Found In A Crowd
I spent a few hours at the Pacific Northwest Writers Association’s booth at Northwest Bookfest this weekend, helping to educate passersby about the PNWA and Author. As an added bonus I got to catch up with Bob Dugoni, Deb Caletti, Karl Marlantes, Erica Bauermeister, Jennie Shortridge, and Kevin O’Brien, among several others. Not bad for one afternoon. I love mingling with people I know and don’t know, but there is a particular position one must adopt when manning a booth at a festival. Festers drift by and glance at your sign and try to decide if they want to commit themselves to a full investigation. Numerically speaking, most do not. It is as if you are a book with eyes and a heart watching shoppers from your space on the shelf. To take personally their indifference is to condemn yourself to a day of rejection.

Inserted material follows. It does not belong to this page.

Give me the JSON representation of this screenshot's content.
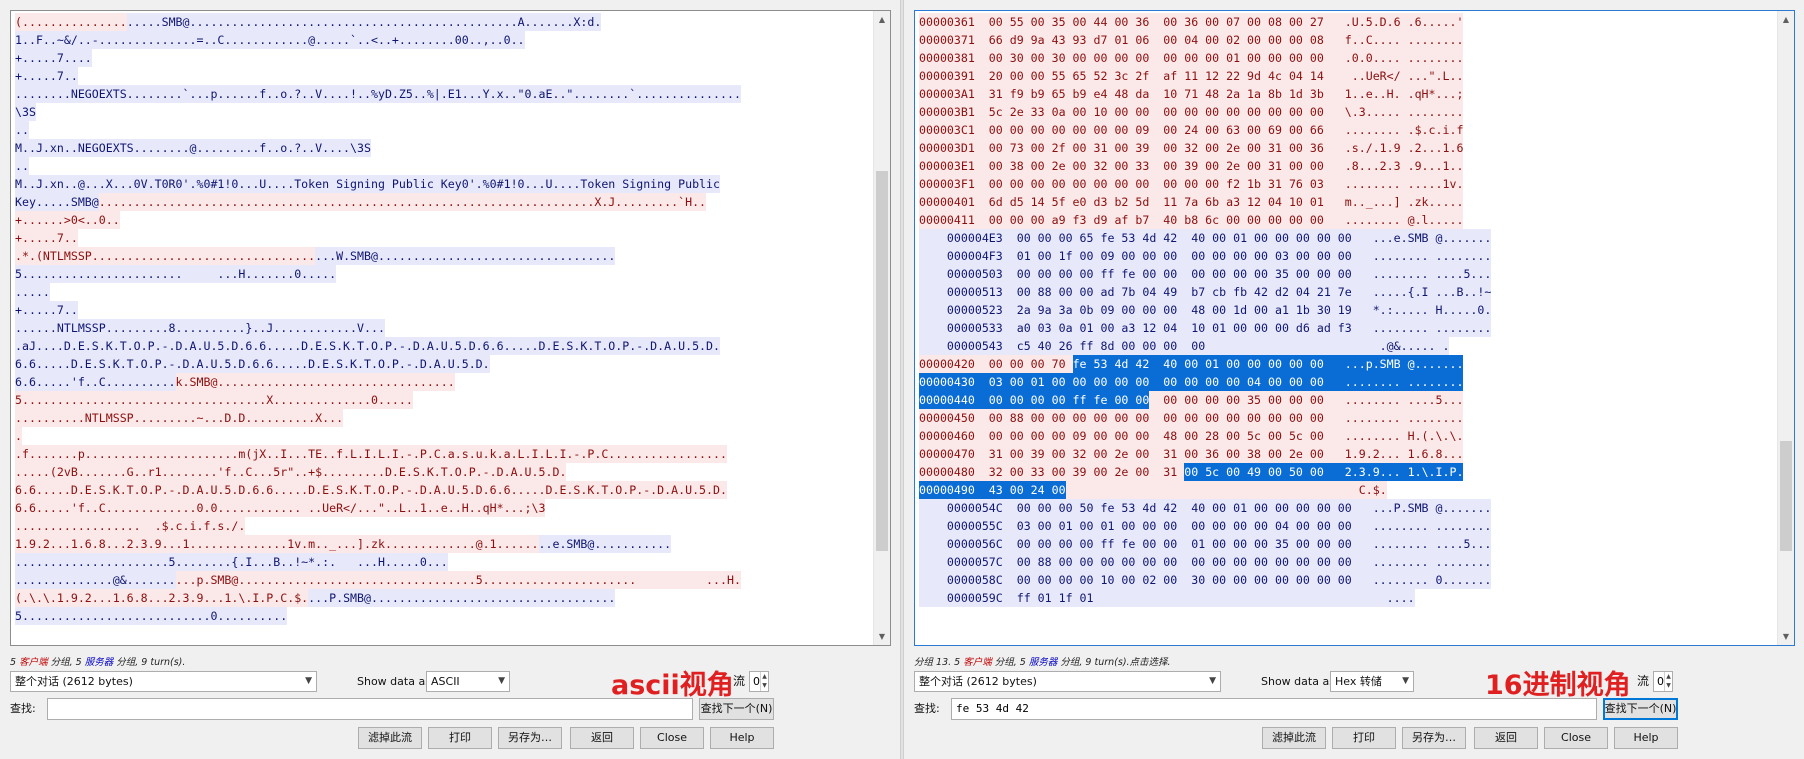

And so you must both invite these strangers with an open heart while simultaneously granting them the freedom not to give a fig about your writing organization or your magazine. It’s good practice for a writer. It is tempting to despair when person after person walks by. The more that walk by, the less interesting you feel. It’s one thing to be uninteresting, but must I also make such a public spectacle of it?
But then one person does stop, and she mentions she has just finished writing the first draft of a memoir and she listened to your interview with Alexandra Fuller, and now you are talking about memoirs and memory and writing and you don’t care about all the people who weren’t interested. Now you are interested. Life is interesting. Look at all the interesting people looking for what is of interest to them.
What a perfect time to leave. It is easy for me to lose track of who I am in crowds. It is easy to try to transform myself into something glittering and happy and interesting, and I always know how hard I have been trying from how tired I feel. Good then to leave the crowd feeling rested. It is always so deceptively easy to make a life that feels like you.